Die Gruppe der 20 wichtigsten Industrie- und Schwellenländer (G20) habe eine besondere Verantwortung, weil sie für 80 Prozent der schädlichen Treibhausgase verantwortlich sei. Die G20 hatten sich gerade in Rom darauf geeinigt, daran zu arbeiten, die Erwärmung möglichst bei 1,5 Grad zu begrenzen.
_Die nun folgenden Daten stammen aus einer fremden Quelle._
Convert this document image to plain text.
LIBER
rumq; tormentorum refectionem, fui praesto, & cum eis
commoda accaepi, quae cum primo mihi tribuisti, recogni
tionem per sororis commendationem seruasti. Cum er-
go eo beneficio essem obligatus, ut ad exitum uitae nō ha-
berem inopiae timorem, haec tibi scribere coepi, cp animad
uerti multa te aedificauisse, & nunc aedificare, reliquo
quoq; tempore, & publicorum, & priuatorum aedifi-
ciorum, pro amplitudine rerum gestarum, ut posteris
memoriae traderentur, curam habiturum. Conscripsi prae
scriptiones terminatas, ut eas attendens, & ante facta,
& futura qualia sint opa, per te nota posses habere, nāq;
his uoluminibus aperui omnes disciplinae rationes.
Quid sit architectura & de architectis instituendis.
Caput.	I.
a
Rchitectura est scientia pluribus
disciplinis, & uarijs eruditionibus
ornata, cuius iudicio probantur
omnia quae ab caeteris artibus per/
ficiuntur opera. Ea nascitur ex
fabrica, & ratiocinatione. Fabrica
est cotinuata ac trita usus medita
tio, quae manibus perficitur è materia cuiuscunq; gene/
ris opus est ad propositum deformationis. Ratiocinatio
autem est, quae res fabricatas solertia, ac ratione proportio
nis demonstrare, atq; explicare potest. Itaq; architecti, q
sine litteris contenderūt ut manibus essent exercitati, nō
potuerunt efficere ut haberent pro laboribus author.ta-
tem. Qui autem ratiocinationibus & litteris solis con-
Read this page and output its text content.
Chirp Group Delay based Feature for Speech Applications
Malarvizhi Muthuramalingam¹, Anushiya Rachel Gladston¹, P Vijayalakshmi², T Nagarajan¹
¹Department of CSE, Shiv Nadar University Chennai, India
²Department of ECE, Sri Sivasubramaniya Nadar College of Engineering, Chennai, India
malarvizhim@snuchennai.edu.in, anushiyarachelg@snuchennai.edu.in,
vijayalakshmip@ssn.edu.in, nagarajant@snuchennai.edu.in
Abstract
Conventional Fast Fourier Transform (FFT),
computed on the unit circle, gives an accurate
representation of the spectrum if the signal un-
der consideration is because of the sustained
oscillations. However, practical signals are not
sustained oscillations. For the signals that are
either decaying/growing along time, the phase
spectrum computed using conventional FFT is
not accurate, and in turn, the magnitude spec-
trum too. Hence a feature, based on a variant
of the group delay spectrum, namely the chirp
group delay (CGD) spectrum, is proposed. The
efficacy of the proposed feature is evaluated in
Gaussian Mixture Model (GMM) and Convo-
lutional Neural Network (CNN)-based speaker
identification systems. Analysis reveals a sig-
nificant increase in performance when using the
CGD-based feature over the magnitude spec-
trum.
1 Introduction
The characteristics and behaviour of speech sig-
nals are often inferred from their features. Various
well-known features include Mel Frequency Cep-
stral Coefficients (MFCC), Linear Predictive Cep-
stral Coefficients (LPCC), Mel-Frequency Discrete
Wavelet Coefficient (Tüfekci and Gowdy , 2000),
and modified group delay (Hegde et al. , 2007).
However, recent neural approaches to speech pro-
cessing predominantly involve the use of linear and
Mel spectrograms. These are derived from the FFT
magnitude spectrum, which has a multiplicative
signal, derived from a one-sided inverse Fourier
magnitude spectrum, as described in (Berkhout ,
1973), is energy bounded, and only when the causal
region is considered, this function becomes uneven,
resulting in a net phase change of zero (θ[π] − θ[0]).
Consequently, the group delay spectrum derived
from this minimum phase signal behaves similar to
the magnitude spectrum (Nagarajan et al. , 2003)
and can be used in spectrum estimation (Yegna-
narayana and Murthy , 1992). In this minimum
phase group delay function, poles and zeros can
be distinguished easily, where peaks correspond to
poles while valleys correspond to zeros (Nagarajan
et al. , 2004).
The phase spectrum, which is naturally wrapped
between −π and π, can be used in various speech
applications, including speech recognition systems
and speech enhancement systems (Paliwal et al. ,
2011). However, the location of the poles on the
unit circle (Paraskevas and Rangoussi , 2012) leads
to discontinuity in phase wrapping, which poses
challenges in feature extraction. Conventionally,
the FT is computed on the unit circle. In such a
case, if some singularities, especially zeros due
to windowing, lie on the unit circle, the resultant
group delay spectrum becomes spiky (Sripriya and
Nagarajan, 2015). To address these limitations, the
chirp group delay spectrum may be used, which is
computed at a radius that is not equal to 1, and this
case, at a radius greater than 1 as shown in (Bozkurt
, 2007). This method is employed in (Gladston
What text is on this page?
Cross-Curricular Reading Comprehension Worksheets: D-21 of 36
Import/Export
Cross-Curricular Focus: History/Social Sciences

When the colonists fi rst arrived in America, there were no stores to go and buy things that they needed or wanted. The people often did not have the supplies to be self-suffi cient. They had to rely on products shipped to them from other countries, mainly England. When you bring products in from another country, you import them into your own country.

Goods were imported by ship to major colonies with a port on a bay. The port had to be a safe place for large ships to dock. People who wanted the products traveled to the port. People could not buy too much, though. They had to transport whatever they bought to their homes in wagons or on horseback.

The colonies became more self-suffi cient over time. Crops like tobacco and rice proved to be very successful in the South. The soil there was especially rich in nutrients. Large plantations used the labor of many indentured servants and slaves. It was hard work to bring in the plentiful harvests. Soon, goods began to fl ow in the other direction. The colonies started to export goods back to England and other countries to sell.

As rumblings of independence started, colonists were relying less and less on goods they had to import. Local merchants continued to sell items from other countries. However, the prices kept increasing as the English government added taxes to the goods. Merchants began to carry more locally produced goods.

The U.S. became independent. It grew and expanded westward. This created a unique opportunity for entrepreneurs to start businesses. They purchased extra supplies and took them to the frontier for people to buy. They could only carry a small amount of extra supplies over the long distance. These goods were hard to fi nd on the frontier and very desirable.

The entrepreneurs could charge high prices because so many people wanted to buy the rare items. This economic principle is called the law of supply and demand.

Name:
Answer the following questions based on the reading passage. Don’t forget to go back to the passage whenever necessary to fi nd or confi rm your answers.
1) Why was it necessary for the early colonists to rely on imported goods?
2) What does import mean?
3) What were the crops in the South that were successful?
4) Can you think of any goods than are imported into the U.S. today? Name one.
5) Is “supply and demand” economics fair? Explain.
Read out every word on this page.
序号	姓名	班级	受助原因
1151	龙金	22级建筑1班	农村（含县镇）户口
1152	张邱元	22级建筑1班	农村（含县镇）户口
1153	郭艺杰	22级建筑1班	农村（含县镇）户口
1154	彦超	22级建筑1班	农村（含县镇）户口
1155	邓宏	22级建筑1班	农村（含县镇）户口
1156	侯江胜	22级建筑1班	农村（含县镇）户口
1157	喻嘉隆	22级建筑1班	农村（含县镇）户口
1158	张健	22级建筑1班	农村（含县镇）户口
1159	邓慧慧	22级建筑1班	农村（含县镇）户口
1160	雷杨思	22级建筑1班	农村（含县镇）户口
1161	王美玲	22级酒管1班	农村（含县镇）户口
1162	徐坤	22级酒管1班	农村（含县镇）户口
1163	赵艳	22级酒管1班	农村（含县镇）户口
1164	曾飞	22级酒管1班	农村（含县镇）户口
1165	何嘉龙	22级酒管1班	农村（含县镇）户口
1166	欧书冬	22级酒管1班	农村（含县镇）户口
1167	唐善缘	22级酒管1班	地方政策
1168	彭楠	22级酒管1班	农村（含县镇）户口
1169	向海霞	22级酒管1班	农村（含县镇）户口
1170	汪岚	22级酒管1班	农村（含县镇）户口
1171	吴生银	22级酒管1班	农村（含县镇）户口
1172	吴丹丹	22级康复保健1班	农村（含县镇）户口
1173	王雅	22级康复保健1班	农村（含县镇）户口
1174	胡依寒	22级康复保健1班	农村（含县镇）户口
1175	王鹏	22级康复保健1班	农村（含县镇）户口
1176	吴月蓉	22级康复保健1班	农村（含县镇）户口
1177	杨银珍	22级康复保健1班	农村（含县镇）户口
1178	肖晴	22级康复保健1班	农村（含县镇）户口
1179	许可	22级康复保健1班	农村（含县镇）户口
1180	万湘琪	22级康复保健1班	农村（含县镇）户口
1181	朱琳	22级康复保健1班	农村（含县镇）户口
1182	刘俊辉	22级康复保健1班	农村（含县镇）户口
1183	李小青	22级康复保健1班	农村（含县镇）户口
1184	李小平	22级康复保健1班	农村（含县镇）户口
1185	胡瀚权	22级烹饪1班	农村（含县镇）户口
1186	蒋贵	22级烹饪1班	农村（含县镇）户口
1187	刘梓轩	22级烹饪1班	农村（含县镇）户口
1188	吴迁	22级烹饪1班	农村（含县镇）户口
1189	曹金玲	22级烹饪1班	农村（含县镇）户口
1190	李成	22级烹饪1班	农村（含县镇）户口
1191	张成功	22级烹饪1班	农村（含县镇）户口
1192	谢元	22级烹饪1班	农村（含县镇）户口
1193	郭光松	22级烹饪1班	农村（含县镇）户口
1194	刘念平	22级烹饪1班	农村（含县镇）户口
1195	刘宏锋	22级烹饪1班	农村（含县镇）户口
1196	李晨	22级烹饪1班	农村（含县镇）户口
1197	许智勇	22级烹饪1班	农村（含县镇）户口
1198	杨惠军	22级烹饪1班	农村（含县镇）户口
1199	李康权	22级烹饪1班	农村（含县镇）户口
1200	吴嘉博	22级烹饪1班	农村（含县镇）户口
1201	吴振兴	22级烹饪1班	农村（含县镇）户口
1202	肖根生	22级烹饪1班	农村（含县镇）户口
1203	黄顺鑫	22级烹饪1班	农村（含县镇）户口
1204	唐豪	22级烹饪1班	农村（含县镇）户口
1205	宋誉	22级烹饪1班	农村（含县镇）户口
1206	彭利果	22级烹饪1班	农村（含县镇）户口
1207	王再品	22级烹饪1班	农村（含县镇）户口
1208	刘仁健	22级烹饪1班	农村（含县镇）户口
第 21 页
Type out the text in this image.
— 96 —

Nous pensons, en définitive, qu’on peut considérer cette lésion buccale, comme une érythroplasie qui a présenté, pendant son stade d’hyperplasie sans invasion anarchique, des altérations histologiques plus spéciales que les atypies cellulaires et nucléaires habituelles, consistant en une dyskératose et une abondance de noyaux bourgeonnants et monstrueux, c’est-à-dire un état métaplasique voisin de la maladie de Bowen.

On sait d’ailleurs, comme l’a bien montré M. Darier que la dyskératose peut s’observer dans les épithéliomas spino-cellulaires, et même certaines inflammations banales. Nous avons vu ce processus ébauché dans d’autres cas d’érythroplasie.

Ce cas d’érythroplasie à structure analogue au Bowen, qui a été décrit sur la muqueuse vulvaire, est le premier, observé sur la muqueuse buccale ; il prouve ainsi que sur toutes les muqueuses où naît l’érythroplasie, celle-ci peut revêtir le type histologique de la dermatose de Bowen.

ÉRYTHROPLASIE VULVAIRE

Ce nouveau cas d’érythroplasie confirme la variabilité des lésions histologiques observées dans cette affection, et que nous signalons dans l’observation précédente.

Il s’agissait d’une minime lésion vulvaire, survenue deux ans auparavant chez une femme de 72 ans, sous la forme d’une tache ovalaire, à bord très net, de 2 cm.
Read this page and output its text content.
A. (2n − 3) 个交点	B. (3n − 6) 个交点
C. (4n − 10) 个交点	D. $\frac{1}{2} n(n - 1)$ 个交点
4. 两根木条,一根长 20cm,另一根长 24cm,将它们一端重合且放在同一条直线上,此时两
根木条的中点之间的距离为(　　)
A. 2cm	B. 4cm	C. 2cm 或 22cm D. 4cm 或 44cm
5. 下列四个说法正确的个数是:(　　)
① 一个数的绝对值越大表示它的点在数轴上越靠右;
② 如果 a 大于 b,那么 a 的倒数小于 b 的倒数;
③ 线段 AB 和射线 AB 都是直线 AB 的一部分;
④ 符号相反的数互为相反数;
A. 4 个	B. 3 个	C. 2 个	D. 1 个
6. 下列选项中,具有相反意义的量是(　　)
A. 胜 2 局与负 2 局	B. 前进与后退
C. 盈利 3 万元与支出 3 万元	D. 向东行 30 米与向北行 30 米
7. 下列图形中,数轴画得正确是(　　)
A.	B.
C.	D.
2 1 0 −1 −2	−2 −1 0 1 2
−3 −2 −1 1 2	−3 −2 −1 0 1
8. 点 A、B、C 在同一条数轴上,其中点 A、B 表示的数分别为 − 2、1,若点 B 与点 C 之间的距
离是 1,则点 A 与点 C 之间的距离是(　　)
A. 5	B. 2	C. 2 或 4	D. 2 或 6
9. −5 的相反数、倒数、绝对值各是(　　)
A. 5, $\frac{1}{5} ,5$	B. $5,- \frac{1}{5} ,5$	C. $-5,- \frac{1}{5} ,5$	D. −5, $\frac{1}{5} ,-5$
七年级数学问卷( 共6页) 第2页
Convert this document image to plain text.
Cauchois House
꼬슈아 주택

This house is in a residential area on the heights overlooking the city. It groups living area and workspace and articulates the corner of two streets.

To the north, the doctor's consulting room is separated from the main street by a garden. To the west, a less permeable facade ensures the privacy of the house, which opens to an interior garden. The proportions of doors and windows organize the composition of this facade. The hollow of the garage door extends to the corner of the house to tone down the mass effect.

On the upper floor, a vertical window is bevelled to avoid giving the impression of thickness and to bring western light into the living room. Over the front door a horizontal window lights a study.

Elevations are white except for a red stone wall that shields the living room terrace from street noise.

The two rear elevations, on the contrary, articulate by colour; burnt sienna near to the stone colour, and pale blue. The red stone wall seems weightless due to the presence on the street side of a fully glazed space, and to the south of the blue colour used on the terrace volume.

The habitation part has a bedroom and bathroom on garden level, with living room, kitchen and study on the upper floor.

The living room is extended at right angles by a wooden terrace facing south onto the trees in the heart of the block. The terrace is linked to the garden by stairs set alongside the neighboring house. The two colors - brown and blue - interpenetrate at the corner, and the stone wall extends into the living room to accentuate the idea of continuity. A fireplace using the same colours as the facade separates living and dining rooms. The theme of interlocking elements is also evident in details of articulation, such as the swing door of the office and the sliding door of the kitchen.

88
Wie sie das erreichen wollen, blieb aber vage.

Guterres rief die reichen Länder auf, ihr Versprechen von 2009, ärmeren Ländern jedes Jahr 100 Milliarden Dollar für die Anpassung an den Klimawandel zur Verfügung zu stellen, endlich umzusetzen. „Ich begrüße die Anstrengungen, angeführt von Kanada und Deutschland, die uns helfen sollen, das zu schaffen“, sagte er.

Auf Einladung der Vereinten Nationen beraten in Glasgow Regierungsvertreter aus rund 200 Staaten zwei Wochen lang, wie die Menschheit die beschleunigte Erderhitzung noch auf ein erträgliches Maß eindämmen kann. Mehr als 28 000 Delegierte, Beobachter und Journalisten wurden erwartet. Ein Dämpfer kam am Sonntag vom G20-Gipfel aus Rom: Die großen Wirtschaftsmächte scheiterten daran, ein starkes Signal für mehr Klimaschutz nach Glasgow zu senden.